9. The device according to claim 8, wherein the third processing module is specifically configured to: if the difference between the target's positioning position and the k-lth positioning position of the target does not exceed an error threshold, Then the target's k-th positioning position is determined as the target's final position, and if the difference between the k-th positioning position of the target and the k-lth positioning position of the target exceeds the error threshold, then according to the determine the final position of the target.

10. The device according to claim 8, wherein the third processing module is specifically configured to determine the first positioning position of the target as the final position of the target.

11. The device according to any one of claims 8 to 10, characterized in that the second determination module includes:

A first determination unit, configured to determine a new detection node for the k-th positioning based on the target's k-th positioning position, where the distance between the new detection node and the kl-th positioning position of the target is The distance is within the predetermined range;

The second determination unit is used to determine the newly added detection node as the detection node positioned for the first time; or

The third determination unit is configured to determine at least one detection node among the detection nodes positioned for the k-1th time and the newly added detection node as the detection node positioned for the k-1th time.

12. The device according to claim 11, characterized in that the third determining unit includes:

The determination subunit is used to determine the detection node positioned for the k-ith time and the newly added detection node as the detection node positioned for the k-ith time.

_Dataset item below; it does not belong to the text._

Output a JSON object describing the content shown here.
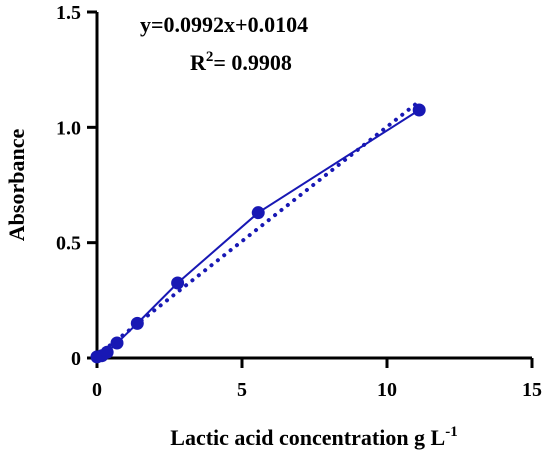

13. The device according to any one of claims 8 to 10, wherein the first processing module is specifically configured to perform a decorrelation operation on the positioning data measured by the detection node of the first positioning, Then perform signal reconstruction to determine the first positioning position of the target;

The second processing module is specifically configured to perform a decorrelation operation on the positioning data measured by the detection node for the first positioning, and then perform signal reconstruction to determine the first positioning position of the target.

14. The device according to any one of claims 8 to 10, characterized in that the first determination module is specifically configured to determine the detection node for the first positioning in a randomly selected or predetermined manner.